Revenue Abates Underpayment Penalty Where Taxpayer's Position Did Not Constitute "Willful Neglect"

Taxpayer is an out-of-state business which reports and pays Indiana corporate income tax. Taxpayer made estimated payments for 2011. The Department of Revenue ("Department") assessed Taxpayer an "underpayment" penalty for taxes paid during that period. Taxpayer disagreed with the penalty and submitted a protest to that effect.

Taxpayer protests the imposition of a ten-percent penalty imposed because of Taxpayer's failure to make sufficient estimated tax payments as required pursuant to IC § 6-3-4-4.1(d).
Taxpayer does not dispute the fact that it underpaid the amount of corporate income tax owed for 2011. However, Taxpayer explains that there are mitigating factors which warrant exercise of the discretion permitted under IC § 6-8.1-10-2.1. Taxpayer explains that during the time period in which the tax was due, its corporate offices were being moved from one state to another and that it experienced substantial employee turn-over, and that the oversight was promptly remedied.
IC § 6-8.1-10-2.1(d) states that, "If a person subject to the penalty imposed under this section can show that the failure to . . . pay the full amount of tax shown on the person's return . . . or pay the deficiency determined by the department was due to reasonable cause and not due to willful neglect, the department shall waive the penalty."

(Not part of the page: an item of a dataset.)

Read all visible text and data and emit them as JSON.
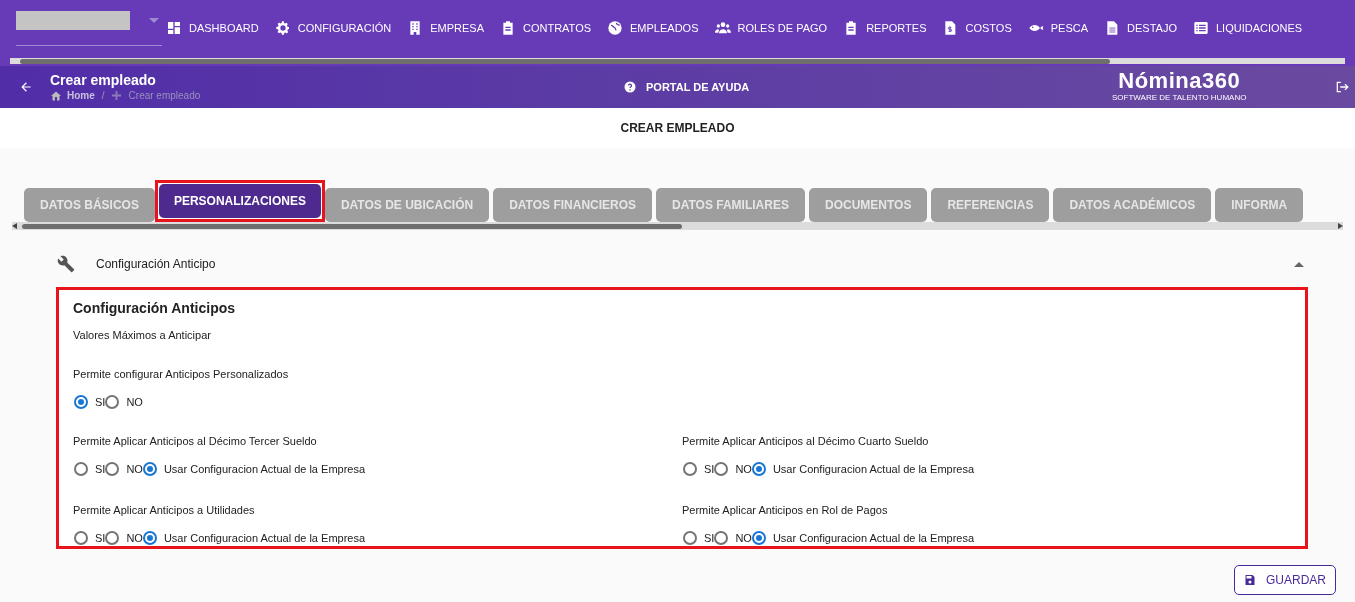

Departmental regulation 45 IAC 15-11-2(b) defines negligence as "the failure to use such reasonable care, caution, or diligence as would be expected of an ordinary reasonable taxpayer." Negligence is to "be determined on a case-by-case basis according to the facts and circumstances of each taxpayer." Id.
Departmental regulation 45 IAC 15-11-2(c) requires that in order to establish "reasonable cause," the taxpayer must demonstrate that it "exercised ordinary business care and prudence in carrying out or failing to carry out a duty giving rise to the penalty imposed . . . ."
Taxpayer erred when it underpaid its estimated corporate income tax liability. However, there is insufficient information to establish that Taxpayer's position was so egregious as to constitute "willful neglect." Based on a "case-by-case" analysis and after reviewing "the facts and circumstances of each taxpayer" the Department agrees that the penalty should be abated.